The Sukhona is navigable within the district; however, there is no passenger navigation.

Nyuksenitsa has an oil-pumping station in the Baltic Pipeline System.

==Culture and recreation==
The district contains 130 objects classified as cultural and historical heritage of local importance. Most of these are wooden farm buildings and churches built prior to 1917.

The only state museum in the district is the Nyuksenitsa Regional Museum, located in Nyuksenitsa.

== Controversies ==

=== Dismissal of Yulia Shevtsova ===
Yulia Shevtsova (Юлия Шевцова), head of the Nyuksensky municipal district, was dismissed in May 2025 following a scandal involving a TikTok video of her 19-year-old daughter, Ksenia. In the video, Ksenia boasted about her mother's position and threatened to send her enemies to a "special military operation," (Russian invasion of Ukraine) prompting public outrage. In the video, the girl is heard in Russian saying: “What’s wrong with you, dumbo? Do you know who my mother is? The mayor! (We’ll send you to the SVO).” The comment was allegedly made during a personal conflict with her boyfriend.

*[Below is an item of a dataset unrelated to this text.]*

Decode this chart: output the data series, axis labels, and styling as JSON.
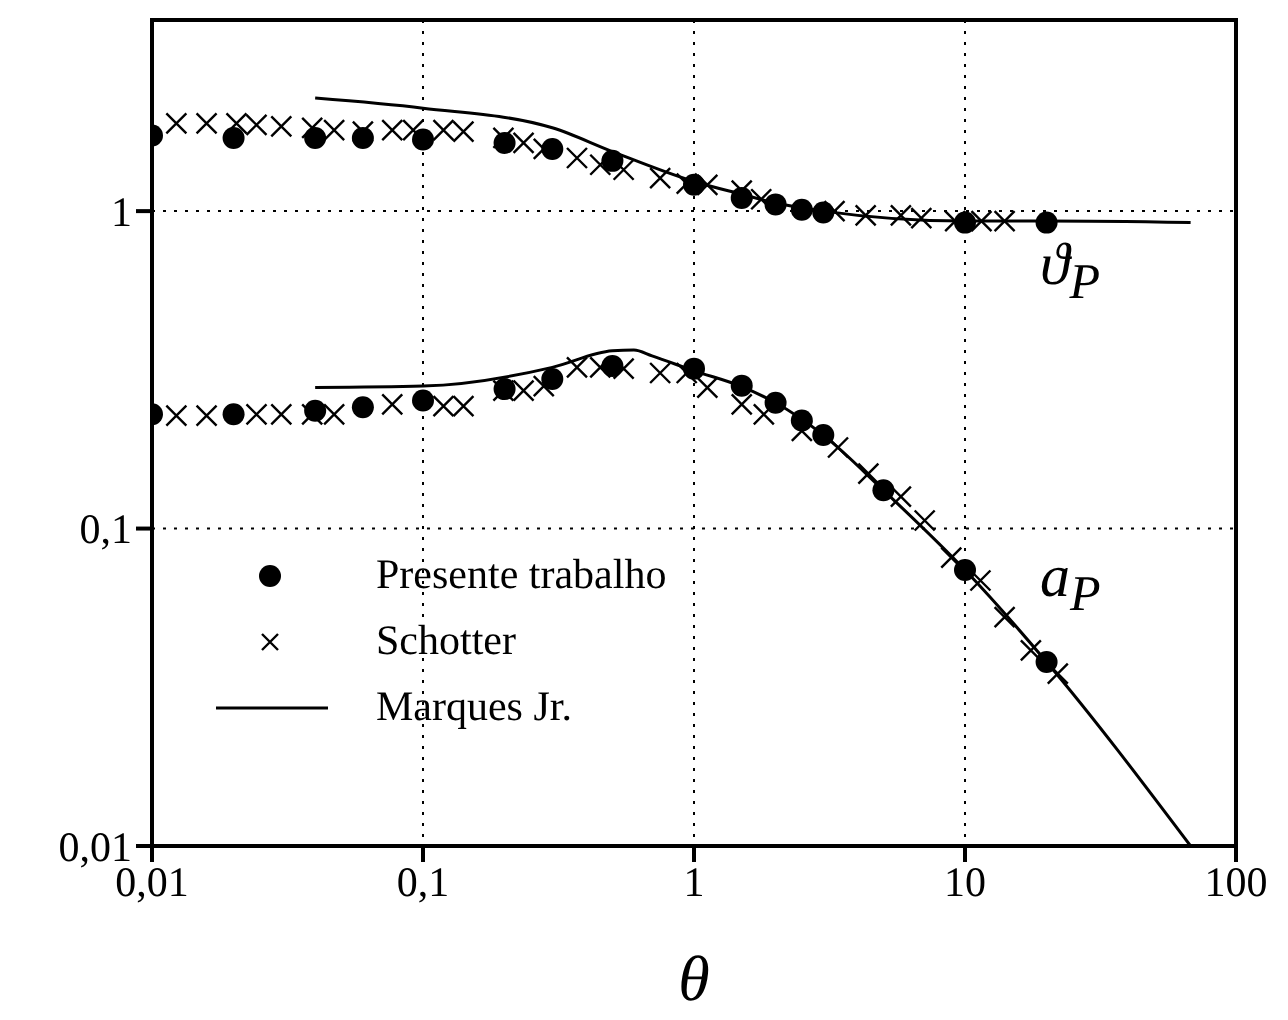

Despite apologies from both Shevtsova and her daughter, Vologda Region Governor Georgy Filimonov condemned the remarks as offensive and incompatible with the region's values, leading to Shevtsova's resignation. Filimonov suggested Shevtsova focus on her daughter's upbringing, recommending nursing courses and a volunteer internship at a military hospital for Ksenia. Shevtsova, born in 1975, had served as head of the district since October 2024, with a background in law and regional administration.